It was a night for the record books as Montana State University ushered in what will likely be its largest freshman class to date. Over 2,000 students attended the Convocation, which took place in the Brick Breeden Fieldhouse.
Shiza Sahid delivered the keynote speech for MSU’s eighth Freshman Convocation. Shahid is a 25-year-old native of Pakistan and graduated from Stanford in 2011. She is the CEO and co-founder of the Malala Fund.
In her speech, Shahid explained how she met a young girl named Malala in 2009 when she hosted a summer camp for 30 girls in Pakistan, working to empower them and giving them the courage to stand up for their right to an education. In 2012, Malala was shot in the head by the Taliban in her town after being an outspoken defender of education rights for women.

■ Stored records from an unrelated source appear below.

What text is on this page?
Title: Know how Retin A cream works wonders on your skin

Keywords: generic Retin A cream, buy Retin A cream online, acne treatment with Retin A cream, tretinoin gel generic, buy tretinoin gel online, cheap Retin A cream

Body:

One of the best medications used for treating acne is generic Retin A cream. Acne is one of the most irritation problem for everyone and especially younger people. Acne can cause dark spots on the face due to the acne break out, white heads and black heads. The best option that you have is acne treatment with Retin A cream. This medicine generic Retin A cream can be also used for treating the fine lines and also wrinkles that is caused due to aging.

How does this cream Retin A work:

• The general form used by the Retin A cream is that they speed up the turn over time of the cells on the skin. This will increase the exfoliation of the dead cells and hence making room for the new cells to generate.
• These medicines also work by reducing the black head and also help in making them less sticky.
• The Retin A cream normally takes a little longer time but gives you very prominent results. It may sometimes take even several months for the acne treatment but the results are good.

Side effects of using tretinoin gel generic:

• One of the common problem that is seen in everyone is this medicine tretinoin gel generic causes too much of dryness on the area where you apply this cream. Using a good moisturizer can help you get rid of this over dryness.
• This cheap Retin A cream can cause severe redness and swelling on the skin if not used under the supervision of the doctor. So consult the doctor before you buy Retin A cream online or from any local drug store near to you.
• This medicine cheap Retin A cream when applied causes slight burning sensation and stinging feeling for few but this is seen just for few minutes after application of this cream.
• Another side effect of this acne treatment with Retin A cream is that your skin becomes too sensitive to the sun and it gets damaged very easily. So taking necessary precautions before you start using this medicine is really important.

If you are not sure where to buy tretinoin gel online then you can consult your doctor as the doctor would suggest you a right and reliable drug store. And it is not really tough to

After the incident, Shahid flew to be with Malala and her family in England, “It was a miracle Malala suffered no brain damage,” Shahid said. “I could have done nothing,” she told students in her speech, “But instead I abandoned my career to help Malala fight for girls’ rights.”
Shahid shared “three intentions”to inspire students to appreciate “the values of not only your education, but your lives as well.” Shahid first talked of growth and discovery stating, “I had to look beyond myself to do the things that I knew could leave an impact.” Shahid also spoke of power: “There are no superheroes, just us.” The third intention was passion. She spoke for herself and Malala stating how important it is to “be bold.”
MSU freshman nursing student Megan Crossland thought Convocation was like nothing she had seen before. “Coming from a small town in Montana, it was great to hear from someone who has impacted the entire world, and it was a really cool way to welcome us to MSU,” she said.
ASMSU Student Body President Destini French urged freshmen to “come together and enjoy your time at MSU.” This is expected to be MSU’s largest class with more than 2,500 freshmen.
Before Shahid’s speech freshmen heard remarks from many key campus and Montana educational leaders including newly inaugurated Montana Lt. Governor Angela McLean, Commissioner for Higher Education Clayton Christian and MSU President Waded Cruzado. Lt. Governor McLean was quick to speak out about women in leadership roles much like that of Shahid. She remarked that in Montana, “Women in leadership must no longer be the exception, but the expectation.”